What if you didn’t know the color of your daughter’s eyes? Or – on a less emotional note – that your pants clashed tragically with your shirt? Thousands of people have that problem every day – they’re color blind. Today, EnChroma announced a partnership with Frameri to bring color into people’s lives.
Imagine seeing color for the first time after living a life with dull or jumbled colors. The most common color blindness, or Color Vision Deficiency makes greens and reds look the same, and about one in 12 men are affected. With EnChroma lenses Christmas will never look monochrome again.
Color blindness is caused by an increased spectral overlap of the red and green photopigments (the light absorbing molecules in the retinal cone cells of the eye), and is usually genetic. One class of photopigments (or cones) handles mostly green light (M-cones), another mostly red (L-cones), and another mostly blue (S-cones). In a person with red-green color blindness, one class is out of sync with the others, absorbing too much of another class’s light. EnChroma’s lenses work by filtering class or cone signals with a multi-notch filter, separating the overlapping signals.
EnChroma lenses can correct the way light is received, and even enhance colors for people who aren’t color blind.
This works for the vast majority of color-blindness cases. Some people are 100 percent color-blind, in which case there’s no way to differentiate colors from one another by filtering them through an external lens. But for more than 80 percent of color-blind people — those who have otherwise healthy eyes and normally-wired brains for color processing – EnChroma lenses can correct the way light is received, which is the core of the problem. The lenses even enhance colors for people who aren’t color blind.

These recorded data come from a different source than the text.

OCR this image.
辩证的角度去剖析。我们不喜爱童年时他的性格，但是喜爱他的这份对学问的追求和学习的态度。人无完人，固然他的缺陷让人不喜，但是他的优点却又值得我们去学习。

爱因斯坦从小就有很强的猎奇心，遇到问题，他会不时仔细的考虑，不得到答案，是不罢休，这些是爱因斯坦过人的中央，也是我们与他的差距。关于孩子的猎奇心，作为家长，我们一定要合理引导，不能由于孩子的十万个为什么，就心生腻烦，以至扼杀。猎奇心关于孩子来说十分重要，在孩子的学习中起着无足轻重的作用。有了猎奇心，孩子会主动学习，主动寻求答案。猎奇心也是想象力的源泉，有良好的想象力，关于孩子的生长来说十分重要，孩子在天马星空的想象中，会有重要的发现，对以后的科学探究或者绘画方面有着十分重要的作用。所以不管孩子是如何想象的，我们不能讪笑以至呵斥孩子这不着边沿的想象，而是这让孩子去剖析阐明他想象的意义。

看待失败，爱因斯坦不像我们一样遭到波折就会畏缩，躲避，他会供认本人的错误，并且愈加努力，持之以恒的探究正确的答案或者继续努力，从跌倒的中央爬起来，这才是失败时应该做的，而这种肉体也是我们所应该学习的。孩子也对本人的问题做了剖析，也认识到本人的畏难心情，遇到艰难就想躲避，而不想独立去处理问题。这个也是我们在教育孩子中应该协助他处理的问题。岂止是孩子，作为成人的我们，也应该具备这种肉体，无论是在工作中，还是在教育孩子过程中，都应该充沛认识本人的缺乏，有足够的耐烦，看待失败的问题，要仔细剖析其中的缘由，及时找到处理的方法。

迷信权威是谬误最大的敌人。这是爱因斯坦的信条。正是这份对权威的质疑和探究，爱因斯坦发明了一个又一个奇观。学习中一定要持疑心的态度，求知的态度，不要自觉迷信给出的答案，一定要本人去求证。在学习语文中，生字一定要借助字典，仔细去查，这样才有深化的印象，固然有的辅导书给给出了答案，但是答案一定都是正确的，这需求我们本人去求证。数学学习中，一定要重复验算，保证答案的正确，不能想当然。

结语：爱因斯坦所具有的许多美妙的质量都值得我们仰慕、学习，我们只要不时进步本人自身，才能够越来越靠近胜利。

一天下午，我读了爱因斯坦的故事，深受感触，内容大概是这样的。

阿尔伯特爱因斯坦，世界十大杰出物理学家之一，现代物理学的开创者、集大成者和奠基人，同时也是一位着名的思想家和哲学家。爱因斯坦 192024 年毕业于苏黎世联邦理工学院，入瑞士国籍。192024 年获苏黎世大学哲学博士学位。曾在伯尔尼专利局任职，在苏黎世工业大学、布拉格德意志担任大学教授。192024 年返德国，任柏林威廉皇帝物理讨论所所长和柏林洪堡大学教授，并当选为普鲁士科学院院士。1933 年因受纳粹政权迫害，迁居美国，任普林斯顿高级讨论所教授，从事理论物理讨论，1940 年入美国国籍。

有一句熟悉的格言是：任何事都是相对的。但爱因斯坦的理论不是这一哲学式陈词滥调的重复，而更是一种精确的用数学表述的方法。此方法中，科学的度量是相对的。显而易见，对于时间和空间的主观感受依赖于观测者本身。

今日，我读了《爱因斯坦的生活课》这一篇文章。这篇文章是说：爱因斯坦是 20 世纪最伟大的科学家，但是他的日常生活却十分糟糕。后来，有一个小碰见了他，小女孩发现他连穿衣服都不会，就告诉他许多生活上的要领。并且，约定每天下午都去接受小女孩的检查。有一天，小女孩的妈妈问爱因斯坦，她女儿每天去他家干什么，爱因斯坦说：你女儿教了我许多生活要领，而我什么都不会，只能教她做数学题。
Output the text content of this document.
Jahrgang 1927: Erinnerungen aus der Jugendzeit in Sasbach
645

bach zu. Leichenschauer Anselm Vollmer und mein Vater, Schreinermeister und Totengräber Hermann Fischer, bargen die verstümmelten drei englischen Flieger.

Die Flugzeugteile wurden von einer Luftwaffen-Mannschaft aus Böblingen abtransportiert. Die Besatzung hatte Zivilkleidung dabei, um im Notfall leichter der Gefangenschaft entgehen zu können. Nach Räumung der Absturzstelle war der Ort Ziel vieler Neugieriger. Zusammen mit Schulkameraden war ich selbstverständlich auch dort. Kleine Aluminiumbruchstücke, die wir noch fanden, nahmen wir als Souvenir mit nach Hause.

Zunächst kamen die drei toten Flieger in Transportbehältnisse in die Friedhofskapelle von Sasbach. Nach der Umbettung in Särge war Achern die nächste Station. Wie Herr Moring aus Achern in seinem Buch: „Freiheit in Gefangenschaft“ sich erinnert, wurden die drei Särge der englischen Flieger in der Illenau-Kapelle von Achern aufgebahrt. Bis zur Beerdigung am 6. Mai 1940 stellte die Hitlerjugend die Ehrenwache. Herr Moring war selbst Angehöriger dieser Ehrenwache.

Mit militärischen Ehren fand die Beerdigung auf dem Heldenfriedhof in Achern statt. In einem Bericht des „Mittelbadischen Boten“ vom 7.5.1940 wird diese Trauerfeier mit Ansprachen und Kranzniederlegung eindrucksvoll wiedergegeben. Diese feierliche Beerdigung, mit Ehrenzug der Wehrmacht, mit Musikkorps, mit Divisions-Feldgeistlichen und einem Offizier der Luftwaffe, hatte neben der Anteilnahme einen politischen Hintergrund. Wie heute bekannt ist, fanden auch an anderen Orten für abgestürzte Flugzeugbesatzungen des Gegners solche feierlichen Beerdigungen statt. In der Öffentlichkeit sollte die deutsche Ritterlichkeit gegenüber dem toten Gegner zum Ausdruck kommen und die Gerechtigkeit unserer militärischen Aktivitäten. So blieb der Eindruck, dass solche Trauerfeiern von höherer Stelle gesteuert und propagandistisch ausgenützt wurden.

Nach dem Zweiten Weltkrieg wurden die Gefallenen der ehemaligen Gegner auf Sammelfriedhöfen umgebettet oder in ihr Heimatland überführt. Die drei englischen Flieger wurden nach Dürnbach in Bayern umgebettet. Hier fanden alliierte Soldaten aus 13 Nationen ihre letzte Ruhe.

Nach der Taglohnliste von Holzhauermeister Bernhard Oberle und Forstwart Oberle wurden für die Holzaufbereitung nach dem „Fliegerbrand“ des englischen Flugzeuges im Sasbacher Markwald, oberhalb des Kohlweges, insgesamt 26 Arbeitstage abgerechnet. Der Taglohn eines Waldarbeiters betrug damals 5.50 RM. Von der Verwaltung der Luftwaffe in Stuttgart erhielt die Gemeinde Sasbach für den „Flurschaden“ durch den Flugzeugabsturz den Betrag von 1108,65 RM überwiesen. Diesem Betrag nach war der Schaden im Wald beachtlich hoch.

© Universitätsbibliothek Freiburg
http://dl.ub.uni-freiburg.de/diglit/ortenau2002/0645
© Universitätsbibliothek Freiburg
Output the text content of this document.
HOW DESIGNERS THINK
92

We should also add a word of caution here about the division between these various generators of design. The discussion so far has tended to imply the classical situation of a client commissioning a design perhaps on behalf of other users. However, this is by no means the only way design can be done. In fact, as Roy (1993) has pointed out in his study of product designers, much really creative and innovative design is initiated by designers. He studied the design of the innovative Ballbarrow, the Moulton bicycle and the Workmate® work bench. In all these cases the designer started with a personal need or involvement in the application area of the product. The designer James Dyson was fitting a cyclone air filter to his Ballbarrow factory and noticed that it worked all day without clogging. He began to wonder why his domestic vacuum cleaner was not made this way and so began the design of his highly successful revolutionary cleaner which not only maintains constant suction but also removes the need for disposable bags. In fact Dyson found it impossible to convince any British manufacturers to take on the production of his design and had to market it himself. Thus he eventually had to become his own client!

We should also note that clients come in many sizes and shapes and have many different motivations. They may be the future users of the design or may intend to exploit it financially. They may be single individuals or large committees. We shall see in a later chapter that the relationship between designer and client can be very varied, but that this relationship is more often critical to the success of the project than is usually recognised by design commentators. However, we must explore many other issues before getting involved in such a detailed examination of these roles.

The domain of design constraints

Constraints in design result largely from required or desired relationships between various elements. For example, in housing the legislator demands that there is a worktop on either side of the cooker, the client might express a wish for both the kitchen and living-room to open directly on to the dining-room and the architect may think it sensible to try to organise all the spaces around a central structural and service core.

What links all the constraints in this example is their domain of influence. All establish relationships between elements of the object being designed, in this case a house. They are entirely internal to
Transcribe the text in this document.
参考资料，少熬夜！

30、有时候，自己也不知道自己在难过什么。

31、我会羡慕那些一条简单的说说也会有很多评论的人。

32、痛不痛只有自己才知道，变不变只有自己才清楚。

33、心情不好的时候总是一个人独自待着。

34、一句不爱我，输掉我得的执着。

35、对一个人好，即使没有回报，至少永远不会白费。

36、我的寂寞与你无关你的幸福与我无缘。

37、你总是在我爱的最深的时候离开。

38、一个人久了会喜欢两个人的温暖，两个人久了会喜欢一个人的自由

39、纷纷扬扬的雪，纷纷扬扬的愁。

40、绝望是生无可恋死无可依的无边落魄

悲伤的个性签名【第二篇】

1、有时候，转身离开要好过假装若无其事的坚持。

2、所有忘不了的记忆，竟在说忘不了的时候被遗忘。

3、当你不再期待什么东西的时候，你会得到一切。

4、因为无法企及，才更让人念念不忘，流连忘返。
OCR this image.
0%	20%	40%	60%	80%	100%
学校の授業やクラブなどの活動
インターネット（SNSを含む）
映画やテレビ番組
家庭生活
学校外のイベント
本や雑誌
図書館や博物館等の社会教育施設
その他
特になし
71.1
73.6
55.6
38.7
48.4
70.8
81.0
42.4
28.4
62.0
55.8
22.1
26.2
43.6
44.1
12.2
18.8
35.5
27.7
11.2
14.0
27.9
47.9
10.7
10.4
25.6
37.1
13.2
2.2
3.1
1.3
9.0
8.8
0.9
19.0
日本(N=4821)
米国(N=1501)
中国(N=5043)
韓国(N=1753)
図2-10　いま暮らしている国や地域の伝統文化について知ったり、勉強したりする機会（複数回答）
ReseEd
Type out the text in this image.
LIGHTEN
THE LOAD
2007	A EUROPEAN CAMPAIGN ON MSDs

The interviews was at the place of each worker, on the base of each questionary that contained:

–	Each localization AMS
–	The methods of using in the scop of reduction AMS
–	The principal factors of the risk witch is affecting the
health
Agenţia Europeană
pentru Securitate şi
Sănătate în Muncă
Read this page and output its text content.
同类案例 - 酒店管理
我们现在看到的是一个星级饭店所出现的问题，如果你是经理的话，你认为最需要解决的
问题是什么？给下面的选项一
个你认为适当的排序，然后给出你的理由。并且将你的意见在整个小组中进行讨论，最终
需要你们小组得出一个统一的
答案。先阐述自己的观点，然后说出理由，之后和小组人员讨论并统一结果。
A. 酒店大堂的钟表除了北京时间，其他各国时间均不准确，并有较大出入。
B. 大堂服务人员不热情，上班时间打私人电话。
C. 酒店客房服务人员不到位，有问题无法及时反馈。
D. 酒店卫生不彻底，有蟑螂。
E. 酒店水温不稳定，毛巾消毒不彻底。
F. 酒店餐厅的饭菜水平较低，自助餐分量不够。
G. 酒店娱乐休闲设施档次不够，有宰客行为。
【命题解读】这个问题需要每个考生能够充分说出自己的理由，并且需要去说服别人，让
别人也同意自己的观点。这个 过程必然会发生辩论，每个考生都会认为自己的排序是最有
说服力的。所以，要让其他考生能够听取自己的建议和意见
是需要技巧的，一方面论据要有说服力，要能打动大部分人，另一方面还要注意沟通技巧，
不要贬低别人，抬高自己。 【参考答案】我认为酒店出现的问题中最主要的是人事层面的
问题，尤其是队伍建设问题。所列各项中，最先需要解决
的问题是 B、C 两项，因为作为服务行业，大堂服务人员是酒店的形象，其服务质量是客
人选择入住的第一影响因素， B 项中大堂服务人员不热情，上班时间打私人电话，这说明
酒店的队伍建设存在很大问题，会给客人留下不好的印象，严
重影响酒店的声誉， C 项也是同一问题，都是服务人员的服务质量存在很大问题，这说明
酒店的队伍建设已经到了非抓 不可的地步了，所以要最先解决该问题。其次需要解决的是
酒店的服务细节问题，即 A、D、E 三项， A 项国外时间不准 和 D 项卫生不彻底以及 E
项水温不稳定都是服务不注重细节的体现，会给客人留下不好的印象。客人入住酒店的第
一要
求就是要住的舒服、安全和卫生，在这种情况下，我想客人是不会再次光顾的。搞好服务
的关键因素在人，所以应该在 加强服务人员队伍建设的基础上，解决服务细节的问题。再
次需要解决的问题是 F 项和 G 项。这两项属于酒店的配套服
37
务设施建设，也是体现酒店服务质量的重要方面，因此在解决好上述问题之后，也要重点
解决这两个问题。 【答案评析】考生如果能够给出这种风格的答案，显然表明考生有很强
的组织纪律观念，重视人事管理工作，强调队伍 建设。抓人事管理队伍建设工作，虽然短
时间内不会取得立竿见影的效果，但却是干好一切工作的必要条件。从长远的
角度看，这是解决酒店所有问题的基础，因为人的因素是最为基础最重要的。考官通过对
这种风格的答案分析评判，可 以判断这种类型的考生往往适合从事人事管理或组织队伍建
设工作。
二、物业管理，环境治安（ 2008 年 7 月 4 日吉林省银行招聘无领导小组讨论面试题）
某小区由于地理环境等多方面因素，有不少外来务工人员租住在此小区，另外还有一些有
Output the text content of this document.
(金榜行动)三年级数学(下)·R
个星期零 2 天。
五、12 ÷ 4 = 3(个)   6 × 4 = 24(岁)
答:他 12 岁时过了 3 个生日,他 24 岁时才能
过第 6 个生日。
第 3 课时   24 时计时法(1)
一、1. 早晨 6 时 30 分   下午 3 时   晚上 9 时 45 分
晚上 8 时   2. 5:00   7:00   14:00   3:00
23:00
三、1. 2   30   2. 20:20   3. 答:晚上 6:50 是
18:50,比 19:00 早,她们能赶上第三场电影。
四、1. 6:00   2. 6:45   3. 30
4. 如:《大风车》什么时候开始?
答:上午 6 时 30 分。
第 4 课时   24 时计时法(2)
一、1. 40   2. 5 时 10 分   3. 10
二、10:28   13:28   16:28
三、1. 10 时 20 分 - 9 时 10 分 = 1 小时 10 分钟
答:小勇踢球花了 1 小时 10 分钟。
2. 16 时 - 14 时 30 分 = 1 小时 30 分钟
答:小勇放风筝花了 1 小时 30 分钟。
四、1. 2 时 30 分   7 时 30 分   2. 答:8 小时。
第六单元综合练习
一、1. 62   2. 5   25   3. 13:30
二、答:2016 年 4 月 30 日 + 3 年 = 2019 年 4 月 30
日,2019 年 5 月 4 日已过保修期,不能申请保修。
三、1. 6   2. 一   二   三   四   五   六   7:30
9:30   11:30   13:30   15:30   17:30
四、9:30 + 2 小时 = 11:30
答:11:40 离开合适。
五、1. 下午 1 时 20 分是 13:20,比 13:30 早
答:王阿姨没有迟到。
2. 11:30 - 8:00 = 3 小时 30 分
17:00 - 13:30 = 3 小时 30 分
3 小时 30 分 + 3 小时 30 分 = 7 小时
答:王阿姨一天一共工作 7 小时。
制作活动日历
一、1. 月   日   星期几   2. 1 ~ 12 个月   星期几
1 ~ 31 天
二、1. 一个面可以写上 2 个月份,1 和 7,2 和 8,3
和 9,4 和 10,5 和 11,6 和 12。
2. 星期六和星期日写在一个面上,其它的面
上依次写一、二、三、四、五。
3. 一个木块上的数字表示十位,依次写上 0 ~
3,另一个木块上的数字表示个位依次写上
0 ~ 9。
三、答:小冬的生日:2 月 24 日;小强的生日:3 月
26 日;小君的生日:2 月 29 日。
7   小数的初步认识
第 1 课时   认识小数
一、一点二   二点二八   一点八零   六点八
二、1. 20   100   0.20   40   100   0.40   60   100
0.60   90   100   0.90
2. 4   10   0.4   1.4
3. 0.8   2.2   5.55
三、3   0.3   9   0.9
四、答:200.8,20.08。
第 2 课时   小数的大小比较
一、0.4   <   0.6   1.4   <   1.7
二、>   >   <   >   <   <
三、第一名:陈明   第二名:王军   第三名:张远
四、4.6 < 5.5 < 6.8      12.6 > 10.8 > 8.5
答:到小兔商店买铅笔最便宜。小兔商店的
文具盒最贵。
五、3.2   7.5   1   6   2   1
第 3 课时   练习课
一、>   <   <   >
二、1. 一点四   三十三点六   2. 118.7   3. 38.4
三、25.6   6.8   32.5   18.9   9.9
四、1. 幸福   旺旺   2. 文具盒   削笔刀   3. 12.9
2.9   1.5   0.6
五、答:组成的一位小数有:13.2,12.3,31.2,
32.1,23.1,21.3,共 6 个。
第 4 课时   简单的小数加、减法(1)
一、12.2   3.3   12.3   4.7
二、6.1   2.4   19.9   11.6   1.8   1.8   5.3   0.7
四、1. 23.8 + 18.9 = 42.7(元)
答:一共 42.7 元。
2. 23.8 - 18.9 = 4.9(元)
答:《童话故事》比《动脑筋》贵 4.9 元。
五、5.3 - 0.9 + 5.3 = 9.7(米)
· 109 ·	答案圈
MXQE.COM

EnChroma is the child of Dr. Don McPherson, the company’s Chief Science Officer. While working on a lens for laser eye-surgery protection, he noticed certain changes in color appearance resulted from lens formulas he invented. After a NIH research study and clinical trials showed that these filters could help the color blind, Dr. McPherson teamed up with Andy Schmeder out of Berkeley. With Schmeder’s mathematics, perceptual-psychology, and computer-modeling expertise combined with McPherson’s glass-science experience, they set out to change how people see the world. About 10 years of research and development later, EnChroma came into its own.
There have been other corrective options for the color blind dating back to rudimentary lenses with different tints in the 1850s, but EnChroma is far more advanced. Still, at a glance, they look the same as any pair of dark sunglasses. There are three versions of EnChroma CX (color-correction) lenses: the standard sunglass (CX-14), the medium lens (CX-25), and the indoor, night-time, or computer lenses (CX-65). The CX-65 has a little bit of a bluish tint and doesn’t work as well with Protan sight deficiencies (difficulties seeing red), but the others are indistinguishable from regular lenses at a glance. It’s only when you put them on that you notice the difference.
That’s where Frameri comes in. Frameri, a young company that launched in 2014, makes beautiful boutique frames with interchangeable lenses. They’re constructed from a Mazzucchelli cellulose acetate (a natural plastic), made in Italy. This means they have way more give than standard plastic glasses and can hold their shape. Check out the video below to see them in action.
At the moment there are four collections: Aerial, Tidal, Terra, and the newly released Prose. Lenses are interchangeable within each frame collections. Even if you’re not color blind, Frameri’s ability to swap lenses is pretty darn cool. You can change from sunglasses to indoor glasses without the fade, and without mimicking Dwayne Wade’s hilarious nod to Dwayne Wayne.
A pair of Frameri glasses with one set of non-prescription EnChroma lenses starts at $425; it’s $625 and $725 for two or three lens sets respectively, plus $100 for a set of Frameri frames. That’s a small price to pay for quite literally seeing the world in a whole new light.